When to add a flows.csv pair vs regenerate chem_synonyms

Section titled “When to add a flows.csv pair vs regenerate chem_synonyms”
  • Use data/flows.csv for LCA-specific synonyms PubChem doesn’t have — packaging-naming variants, region-specific abbreviations, dataset authors’ personal phrasings.
  • Use scripts/build_chem_synonyms.py for chemical synonyms — formulas, IUPAC variants, common trade names. These belong in PubChem and the snapshot picks them up automatically.

The two lists are not redundant. flows.csv is small and hand-curated; chem_synonyms.csv is large and machine-generated. A pair that “feels chemical” probably belongs in PubChem; a pair that “feels process-specific” belongs in flows.csv.

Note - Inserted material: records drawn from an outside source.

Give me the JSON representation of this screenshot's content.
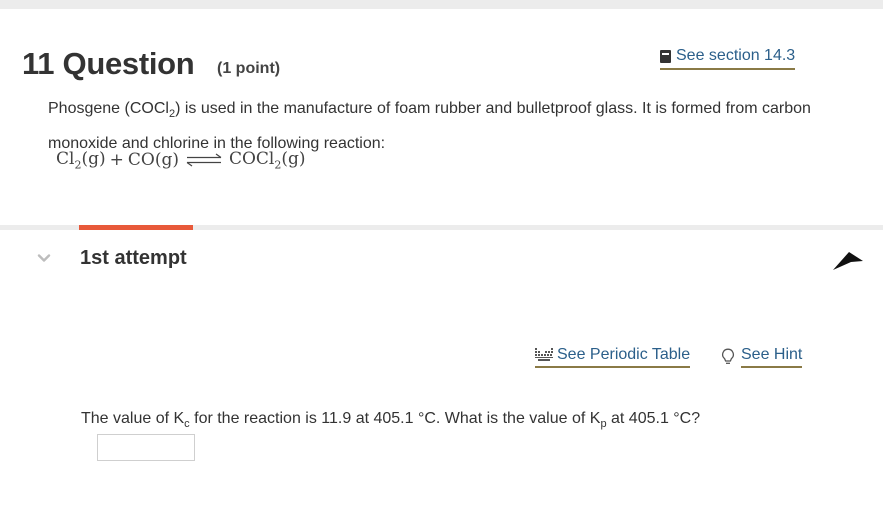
{
  "question": {
    "number": "11",
    "word": "Question",
    "points": "(1 point)",
    "see_section": "See section 14.3",
    "prompt_a": "Phosgene (COCl",
    "prompt_a_sub": "2",
    "prompt_b": ") is used in the manufacture of foam rubber and bulletproof glass. It is formed from carbon monoxide and chlorine in the following reaction:",
    "equation": {
      "r1": "Cl",
      "r1_sub": "2",
      "r1_state": "(g)",
      "plus": "+",
      "r2": "CO",
      "r2_state": "(g)",
      "p1": "COCl",
      "p1_sub": "2",
      "p1_state": "(g)"
    }
  },
  "attempt": {
    "title": "1st attempt",
    "periodic_table": "See Periodic Table",
    "hint": "See Hint",
    "q_part1": "The value of K",
    "q_sub1": "c",
    "q_part2": " for the reaction is 11.9 at 405.1 °C. What is the value of K",
    "q_sub2": "p",
    "q_part3": " at 405.1 °C?",
    "answer_value": ""
  },
  "colors": {
    "accent": "#e8593a",
    "link": "#2b5f8a",
    "link_underline": "#8a7a46"
  }
}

Add to your TOML config (path resolved relative to the config file):

chem-synonyms = "data/chem_synonyms.csv"

Without that line, the snapshot is treated as empty and the suggester degrades to plain Jaccard — still useful, just blind to formula↔name pairs like CO2↔Carbon dioxide.

Today this procedure targets EF3.1 adapted — the SimaPro CSV export. The corresponding data/chem_synonyms.csv and data/flows.csv entries are scoped to that pair. The EF3.1 original (ILCD XMLs) is a distinct path with its own UUID-from-XML provenance and is not yet covered by this audit workflow.